Sunday morning I went out to Lowell’s.  All we wanted to do was cut up some logs we had dragged out some time ago, just to get them out of the way.  First, we took a ride in Lowell’s new Kawasaki Mule.  It was very nice.  It didn’t take long to buck the logs, but the rack filled up.  We set up another rack, but needed skinny logs to run along the bottom.  So we went out and felled a couple of trees, in the process running across a few we had felled a long time ago and forgotten about.  We dragged them all in and bucked them as well, stacking all the firewood on the new rack.  Finally, we set about the fishing.  They weren’t interested in my usual spinnerbait.  I thought a topwater might be appropriate, so I tied on a Zara Puppy.  I got some small strikes at first, then started hooking some.  It was a lot of fun.  I ended up with 8 bass, including a nice 15-incher.  Lowell was reeling them in regularly as well, and some colorful bluegills.

Monday I did mostly telecommuting–paperwork from my computer.  I cleaned the fish aquarium, packed a little, and did odd jobs around the house.  I got my camera back from the repair facility.  It said that they “recalibrated circuit”, whatever that means.  I don’t have a lot of faith that it will stay fixed.  Tuesday morning I took it out and gave it a whirl. 

Sunflower in the prairie, dayflower in the woods.

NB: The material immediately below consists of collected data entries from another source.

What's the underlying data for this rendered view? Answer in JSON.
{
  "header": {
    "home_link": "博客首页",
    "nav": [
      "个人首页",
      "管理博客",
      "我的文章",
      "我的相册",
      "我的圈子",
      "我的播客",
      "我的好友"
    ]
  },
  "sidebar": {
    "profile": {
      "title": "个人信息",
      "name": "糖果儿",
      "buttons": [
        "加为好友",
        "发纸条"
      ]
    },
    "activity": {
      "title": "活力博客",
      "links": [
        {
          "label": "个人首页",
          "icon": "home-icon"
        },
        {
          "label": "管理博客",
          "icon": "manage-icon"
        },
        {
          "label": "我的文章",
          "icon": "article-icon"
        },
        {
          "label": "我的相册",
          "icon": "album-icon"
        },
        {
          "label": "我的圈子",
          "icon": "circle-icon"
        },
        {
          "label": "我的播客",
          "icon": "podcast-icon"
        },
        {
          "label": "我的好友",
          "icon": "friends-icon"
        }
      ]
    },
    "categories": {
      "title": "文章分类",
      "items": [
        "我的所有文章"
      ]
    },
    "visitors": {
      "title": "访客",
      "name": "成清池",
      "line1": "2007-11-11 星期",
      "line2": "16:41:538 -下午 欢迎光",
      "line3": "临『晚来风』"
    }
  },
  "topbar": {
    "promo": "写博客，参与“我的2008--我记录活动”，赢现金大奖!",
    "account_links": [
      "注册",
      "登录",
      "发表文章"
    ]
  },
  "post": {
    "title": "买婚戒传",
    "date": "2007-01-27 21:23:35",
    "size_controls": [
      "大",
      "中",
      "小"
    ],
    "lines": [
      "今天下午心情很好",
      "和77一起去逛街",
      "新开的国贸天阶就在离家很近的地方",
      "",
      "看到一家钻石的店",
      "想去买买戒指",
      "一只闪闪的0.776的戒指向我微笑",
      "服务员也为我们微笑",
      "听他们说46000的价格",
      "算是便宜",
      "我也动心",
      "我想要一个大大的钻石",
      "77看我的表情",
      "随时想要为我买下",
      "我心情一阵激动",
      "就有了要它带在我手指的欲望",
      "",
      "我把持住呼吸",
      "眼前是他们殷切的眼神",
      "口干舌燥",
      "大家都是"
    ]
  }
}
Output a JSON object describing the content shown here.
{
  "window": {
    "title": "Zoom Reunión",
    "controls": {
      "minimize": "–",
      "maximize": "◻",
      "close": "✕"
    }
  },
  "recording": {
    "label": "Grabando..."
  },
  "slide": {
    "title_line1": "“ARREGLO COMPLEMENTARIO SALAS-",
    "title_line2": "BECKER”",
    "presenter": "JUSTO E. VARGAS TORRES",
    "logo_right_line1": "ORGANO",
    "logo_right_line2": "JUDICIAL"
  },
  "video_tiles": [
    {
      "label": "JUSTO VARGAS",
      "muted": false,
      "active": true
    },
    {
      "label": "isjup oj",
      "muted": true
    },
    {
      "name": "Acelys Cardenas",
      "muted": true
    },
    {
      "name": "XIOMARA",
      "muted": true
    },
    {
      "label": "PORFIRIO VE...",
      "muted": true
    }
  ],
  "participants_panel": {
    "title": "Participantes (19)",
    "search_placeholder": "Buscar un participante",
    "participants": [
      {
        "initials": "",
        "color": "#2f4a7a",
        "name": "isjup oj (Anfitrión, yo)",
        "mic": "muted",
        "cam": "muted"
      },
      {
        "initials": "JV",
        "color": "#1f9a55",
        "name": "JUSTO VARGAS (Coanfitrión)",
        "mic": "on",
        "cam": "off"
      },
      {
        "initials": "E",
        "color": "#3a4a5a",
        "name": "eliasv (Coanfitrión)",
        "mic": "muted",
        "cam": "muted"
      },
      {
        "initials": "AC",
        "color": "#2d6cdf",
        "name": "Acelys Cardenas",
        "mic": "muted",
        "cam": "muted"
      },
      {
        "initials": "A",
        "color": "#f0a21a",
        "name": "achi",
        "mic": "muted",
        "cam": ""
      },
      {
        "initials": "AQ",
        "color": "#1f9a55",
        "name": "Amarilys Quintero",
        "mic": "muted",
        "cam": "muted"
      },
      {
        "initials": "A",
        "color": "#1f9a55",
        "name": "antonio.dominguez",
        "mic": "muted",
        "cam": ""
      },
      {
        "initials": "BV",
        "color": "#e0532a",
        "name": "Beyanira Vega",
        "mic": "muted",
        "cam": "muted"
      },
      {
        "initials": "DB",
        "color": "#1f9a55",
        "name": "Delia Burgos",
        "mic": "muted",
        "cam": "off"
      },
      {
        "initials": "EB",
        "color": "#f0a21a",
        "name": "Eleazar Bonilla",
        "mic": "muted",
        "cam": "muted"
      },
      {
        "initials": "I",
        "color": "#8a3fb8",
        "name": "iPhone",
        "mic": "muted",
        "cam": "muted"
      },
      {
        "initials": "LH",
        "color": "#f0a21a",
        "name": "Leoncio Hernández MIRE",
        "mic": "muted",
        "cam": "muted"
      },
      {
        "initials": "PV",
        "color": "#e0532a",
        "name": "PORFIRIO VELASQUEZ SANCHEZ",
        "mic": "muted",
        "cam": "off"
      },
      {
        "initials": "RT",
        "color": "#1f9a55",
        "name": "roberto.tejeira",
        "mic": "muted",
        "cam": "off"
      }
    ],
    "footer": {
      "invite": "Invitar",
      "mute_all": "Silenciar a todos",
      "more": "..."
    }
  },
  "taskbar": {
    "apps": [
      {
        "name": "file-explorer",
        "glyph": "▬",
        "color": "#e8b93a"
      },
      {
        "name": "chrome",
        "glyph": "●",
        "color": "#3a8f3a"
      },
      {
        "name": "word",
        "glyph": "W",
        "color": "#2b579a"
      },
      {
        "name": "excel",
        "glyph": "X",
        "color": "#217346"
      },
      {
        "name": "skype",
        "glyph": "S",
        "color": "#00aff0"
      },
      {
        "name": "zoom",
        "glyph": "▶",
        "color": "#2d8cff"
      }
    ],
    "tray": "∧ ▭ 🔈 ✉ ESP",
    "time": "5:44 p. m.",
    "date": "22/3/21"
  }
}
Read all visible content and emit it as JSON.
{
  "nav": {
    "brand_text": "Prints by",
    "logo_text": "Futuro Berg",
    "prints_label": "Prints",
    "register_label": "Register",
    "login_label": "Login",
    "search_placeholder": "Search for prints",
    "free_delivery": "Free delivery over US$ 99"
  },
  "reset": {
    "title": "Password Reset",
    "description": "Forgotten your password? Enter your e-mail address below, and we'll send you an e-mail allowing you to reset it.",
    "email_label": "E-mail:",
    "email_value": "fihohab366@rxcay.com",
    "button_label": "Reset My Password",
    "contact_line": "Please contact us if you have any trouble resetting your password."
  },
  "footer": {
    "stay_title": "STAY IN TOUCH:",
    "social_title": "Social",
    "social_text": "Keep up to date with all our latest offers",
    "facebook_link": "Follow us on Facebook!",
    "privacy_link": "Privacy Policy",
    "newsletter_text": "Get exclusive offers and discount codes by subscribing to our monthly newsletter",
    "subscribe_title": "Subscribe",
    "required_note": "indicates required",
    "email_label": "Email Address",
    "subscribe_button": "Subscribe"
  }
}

House finch nest on the front porch light.  Unhatched egg to the right and foreground of the nestling, which I suspect may be a brown-headed cowbird.  It’s already as big as a finch, but nowhere near fully developed.

I did some experimentation and finally figured out how to get my macro lens to work.  I got some decent results in the prairie.
   
I put this ladybug on one of my cup plants that had an aphid infestation.  Unknown metallic fly.

Savannah spent most of Monday and Tuesday at the pool, either giving swim lessons, going to swim team practice, working as lifeguard, or just goofing off.  Stacey has been going to a night class, so she leaves at 7:30 a.m. and comes home at 10. 

I leave for Big Bend on Friday, so there may not be another update for awhile.  When it comes, it’ll be a whopper.